でもふと思ったことがあります。「新鮮」って何だろうと。
庭の畑で採れたトマトを朝食で食べる。これは新鮮です。朝採れたレタスが八百屋さんの店先に並べられる。まあこれも新鮮でしょう。
ところが昨日買ったばかりのバナナを食べる。これは新鮮なのでしょうか。私が購入するものはほぼ東南アジアか南米産です。少なくとも数日前に収穫されたものになります。
業者の方々は様々な努力をされていると聞きます。まだ未成熟なうちに収穫、
追熟のため適度なエチレンガスを与えて、私たちの食卓にのぼる頃、食べ頃になるように保管されているそうです(Dollさんのホームページを参考にしました)。
さて私は毎朝、子どもたちの接します。それぞれの表情と足どりです。良いことなのか悪いことなのか、何があったのかは分かりません。

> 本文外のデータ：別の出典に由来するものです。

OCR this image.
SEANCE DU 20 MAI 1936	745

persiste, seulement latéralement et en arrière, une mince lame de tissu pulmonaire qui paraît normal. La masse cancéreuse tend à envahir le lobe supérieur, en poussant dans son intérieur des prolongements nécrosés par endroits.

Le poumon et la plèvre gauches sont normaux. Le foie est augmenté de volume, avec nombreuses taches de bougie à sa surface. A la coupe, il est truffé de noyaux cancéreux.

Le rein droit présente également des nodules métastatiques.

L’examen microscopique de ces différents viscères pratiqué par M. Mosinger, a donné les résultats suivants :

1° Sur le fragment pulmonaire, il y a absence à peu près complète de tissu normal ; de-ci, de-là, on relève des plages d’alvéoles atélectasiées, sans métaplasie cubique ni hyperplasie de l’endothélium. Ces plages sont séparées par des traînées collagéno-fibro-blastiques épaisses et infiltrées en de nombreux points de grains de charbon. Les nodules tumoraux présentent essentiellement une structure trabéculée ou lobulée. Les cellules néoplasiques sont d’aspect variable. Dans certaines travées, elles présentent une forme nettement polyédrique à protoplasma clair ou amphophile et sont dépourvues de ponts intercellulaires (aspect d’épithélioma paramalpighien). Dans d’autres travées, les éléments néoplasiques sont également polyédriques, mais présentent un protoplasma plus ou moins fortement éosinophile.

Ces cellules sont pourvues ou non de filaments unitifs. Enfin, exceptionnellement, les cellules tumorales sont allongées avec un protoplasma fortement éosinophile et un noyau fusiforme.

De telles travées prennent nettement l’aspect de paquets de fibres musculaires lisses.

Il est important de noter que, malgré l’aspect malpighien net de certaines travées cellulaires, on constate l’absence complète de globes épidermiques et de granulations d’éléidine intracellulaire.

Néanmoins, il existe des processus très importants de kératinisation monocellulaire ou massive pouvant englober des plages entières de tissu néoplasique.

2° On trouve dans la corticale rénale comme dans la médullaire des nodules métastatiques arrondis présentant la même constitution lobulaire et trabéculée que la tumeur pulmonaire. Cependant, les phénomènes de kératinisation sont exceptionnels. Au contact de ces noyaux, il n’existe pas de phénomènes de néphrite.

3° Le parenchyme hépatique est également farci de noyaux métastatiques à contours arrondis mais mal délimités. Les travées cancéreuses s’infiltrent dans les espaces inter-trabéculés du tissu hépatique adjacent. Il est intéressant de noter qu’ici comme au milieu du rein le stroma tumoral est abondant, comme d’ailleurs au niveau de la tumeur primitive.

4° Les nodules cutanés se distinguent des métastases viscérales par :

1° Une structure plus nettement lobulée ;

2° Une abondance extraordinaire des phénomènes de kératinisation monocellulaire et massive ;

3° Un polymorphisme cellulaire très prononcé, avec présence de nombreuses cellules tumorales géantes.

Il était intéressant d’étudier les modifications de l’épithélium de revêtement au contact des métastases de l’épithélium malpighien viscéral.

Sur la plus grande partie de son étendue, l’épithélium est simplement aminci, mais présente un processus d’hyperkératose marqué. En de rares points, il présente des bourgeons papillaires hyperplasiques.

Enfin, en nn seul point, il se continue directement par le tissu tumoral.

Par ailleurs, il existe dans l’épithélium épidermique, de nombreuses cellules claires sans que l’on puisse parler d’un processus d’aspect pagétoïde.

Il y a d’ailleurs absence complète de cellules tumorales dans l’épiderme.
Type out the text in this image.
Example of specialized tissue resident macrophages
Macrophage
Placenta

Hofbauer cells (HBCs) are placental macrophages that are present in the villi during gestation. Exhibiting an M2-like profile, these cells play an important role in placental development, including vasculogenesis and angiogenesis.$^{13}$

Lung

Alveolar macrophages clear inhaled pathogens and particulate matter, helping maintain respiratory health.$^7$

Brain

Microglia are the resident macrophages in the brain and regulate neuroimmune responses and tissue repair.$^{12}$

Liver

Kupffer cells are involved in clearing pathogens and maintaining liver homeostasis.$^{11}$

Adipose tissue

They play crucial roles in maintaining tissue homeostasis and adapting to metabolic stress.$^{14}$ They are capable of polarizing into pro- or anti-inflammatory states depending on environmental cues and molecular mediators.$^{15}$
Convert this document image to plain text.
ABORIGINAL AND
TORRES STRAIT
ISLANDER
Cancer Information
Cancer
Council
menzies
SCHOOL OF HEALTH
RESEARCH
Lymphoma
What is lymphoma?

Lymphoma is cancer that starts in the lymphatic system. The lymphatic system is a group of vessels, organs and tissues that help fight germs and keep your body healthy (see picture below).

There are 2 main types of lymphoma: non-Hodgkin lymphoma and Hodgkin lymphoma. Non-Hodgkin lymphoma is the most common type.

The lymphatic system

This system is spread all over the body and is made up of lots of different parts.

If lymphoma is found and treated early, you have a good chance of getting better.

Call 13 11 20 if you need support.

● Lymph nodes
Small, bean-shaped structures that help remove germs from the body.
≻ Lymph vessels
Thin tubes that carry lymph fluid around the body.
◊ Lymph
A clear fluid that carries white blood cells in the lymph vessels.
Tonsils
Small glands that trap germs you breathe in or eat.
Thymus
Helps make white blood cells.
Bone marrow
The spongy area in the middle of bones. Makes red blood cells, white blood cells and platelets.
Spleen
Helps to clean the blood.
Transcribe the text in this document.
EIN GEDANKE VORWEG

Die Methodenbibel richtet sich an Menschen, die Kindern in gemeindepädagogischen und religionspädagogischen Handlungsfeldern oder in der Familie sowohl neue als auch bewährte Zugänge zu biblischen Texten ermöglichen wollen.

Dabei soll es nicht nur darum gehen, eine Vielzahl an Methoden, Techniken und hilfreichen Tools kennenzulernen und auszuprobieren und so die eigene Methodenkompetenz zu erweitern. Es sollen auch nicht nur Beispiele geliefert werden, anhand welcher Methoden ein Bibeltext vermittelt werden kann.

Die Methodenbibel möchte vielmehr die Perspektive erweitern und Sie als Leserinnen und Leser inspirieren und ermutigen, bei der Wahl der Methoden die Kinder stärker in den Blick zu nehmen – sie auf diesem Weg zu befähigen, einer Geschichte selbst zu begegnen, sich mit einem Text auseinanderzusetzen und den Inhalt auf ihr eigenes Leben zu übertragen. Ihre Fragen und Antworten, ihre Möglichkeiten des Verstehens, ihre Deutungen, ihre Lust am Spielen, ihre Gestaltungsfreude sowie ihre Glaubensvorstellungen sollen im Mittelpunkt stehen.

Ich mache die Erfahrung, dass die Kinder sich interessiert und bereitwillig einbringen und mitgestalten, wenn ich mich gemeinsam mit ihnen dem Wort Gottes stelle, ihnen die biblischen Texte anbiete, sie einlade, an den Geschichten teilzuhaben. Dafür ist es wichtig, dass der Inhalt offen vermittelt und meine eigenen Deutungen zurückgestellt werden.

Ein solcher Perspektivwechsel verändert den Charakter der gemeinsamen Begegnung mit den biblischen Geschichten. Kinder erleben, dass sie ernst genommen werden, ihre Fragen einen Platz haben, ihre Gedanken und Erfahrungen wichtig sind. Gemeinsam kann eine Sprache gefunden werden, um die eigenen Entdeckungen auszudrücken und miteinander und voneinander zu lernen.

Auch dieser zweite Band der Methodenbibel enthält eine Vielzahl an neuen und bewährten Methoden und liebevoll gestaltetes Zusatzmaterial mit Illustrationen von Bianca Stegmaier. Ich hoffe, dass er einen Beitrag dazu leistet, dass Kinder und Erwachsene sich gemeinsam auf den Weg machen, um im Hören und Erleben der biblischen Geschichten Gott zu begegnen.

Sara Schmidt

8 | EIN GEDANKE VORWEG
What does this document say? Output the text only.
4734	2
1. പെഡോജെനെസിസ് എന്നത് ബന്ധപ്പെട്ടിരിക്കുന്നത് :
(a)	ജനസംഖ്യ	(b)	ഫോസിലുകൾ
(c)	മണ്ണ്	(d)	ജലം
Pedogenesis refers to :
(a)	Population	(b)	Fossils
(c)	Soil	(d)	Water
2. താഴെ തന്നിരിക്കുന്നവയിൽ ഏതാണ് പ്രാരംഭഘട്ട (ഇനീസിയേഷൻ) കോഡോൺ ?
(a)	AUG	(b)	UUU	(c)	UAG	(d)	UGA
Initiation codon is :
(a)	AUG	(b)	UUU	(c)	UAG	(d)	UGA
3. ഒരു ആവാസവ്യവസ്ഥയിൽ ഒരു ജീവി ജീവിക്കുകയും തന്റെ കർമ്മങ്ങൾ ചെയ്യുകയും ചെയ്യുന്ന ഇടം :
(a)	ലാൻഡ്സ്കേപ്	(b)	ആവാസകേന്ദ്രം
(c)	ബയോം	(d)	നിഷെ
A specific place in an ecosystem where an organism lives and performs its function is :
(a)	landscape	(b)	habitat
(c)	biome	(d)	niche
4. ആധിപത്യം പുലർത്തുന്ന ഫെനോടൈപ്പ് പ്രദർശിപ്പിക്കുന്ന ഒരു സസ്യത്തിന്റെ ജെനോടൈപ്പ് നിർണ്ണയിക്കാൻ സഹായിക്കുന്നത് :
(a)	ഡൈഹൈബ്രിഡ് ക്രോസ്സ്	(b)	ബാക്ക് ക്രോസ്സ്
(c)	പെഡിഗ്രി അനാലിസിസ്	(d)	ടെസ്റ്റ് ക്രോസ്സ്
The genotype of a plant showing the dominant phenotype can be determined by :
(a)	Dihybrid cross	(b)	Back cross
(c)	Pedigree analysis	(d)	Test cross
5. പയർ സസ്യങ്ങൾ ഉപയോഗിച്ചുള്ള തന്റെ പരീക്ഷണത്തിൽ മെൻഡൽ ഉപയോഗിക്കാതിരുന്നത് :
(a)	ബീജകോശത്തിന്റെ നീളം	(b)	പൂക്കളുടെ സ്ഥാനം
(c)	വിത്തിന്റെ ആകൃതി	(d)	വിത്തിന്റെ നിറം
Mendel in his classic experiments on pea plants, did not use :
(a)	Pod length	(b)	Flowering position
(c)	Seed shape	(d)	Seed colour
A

でも1つ言えることは、昨日とは違うということ・・・。
「新鮮」とは「今までのものとは違って新しいこと」「新しくてよごれていないこと」(学習研究社『漢字源改訂第四版』2007年より)とあります。
いろいろなことがあるでしょう。でも必ず明日はやって来ます。
次の日迎えた朝の自分は「新鮮」。そのことを心に抱き今その時を充実させましょう。
玄関脇に息づく植物たち。この日の朝も昨日とは違う顔を見せてくれました。日々これ新鮮かな。